You really wrote quite a comprehensive list. Even if OldT is not experienced enough, at least maybe you can use her for a springboard to a newT who is and/or she can make recommendations. 32 is young in a T. I like the experienced ones myself. Lots of experience would be a must. Even if they are fairly stable at 32, I don't think they have enough of themselves sorted out at that age. That explains a lot in terms of the whole friendship stuff and the lack of boundaries there. She just didn't *get* it.

xoxo

Liese
Thanks Yaks.

Liese - you wrote exactly what I was thinking of in the past 3 hours.

I managed to track down OLD T - she has just moved toa new practice and this would be better for me. I just emailed her and gave her a brief overview and what I needed long term and in the next 2 days. I have asked her to contact me tomorrow and to offer me some very short term "holding" support over the next few days / week.

I told her my issues, my fears about finding a new T. I aired my concerns - that it would be convenient if OLD T and I clicked, but what if we didnt? I said we had a potential conflict of interest and that i had to make sure that she had good ethics and boundaries and was clear and open with me.

I said it all.

ANd......a clin psych who works at the new practice is a specialist in Borderline Personality Disorders and runs a huge program (that i knew nothing about) - a 12 month treatment group for it. So if I do have it - I also have an immediate resource. If I do bond with OLD T - then OLD T has a colleague with expertise about it.

OLD T - lists as her specialties - Personality disorders and suicide (and lots of others) - so she won't be inexperienced.

32 was too young - she might have been good, but she is a baby. OLD T is my age.

God, how I hope that she calls me tomorrow and can see me urgently. I am just going to cry and blab stuff. She won't know what hit her.

I am doing ok, aren't I? I am on the verge of a major cry session, but i am doing ok.
SD... you ARE doing fine. You will be fine. I didn't know she was only 32. That IS young and I don't know that she had the experience to understand the importance of boundaries and how important her role was in your life.
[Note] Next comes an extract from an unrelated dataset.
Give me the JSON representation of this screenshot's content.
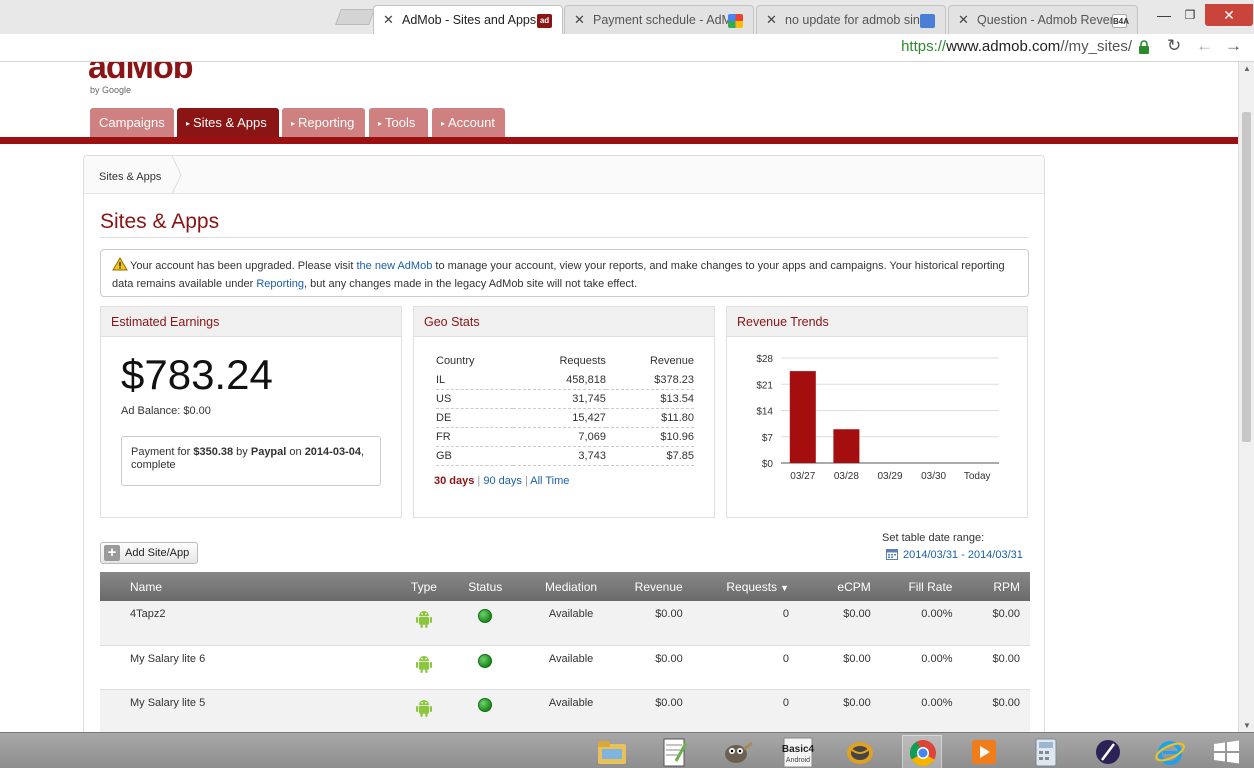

You mention that she had a supervisor but unfortunately it does not seem that she discussed this with her supervisor until the very end.

In my case, I specifically searched for a mid-fifties male who had very specific experience in the areas where I needed help. I am happy I was so selective as it paid off in a big way.

Hang in there.
TN
Thanks TN and Liese.

Yes, she is a tough cookie i guess.(and needs to be to take me on!) .. She also specialises in DBT therapy as well as CBT, ACT and IPT, brief therapy etc. The dbt makes me think that she is going to be able to help me if we choose to be together. If she had schema therapy too - then it is a done deal.

I think being shattered for 5 days and not eating anything, not leaving the house, not talking, staring at a computer screen for 8 hours at a stretch, crying buckets of tears, losing 3 kg, hair falling out, diarrhoea - all that means that possibly I might be over the very worst of it???

I keep having to write "yes, 32 is way too young, she was too inexperienced - both with boundaries, ethics and my issues. 32 is way too young". Then i know that i was too much for her too soon in her career. If i go through with the meeting - i won't be as hard on her. i think she as learnt enough lessons.

I am starting to take a step away from it all and bury the pain -as i need to do.

Gotta go to sleep now it is 4.30am here. I need to be functioning in a couple of hours in case OLD T calls me.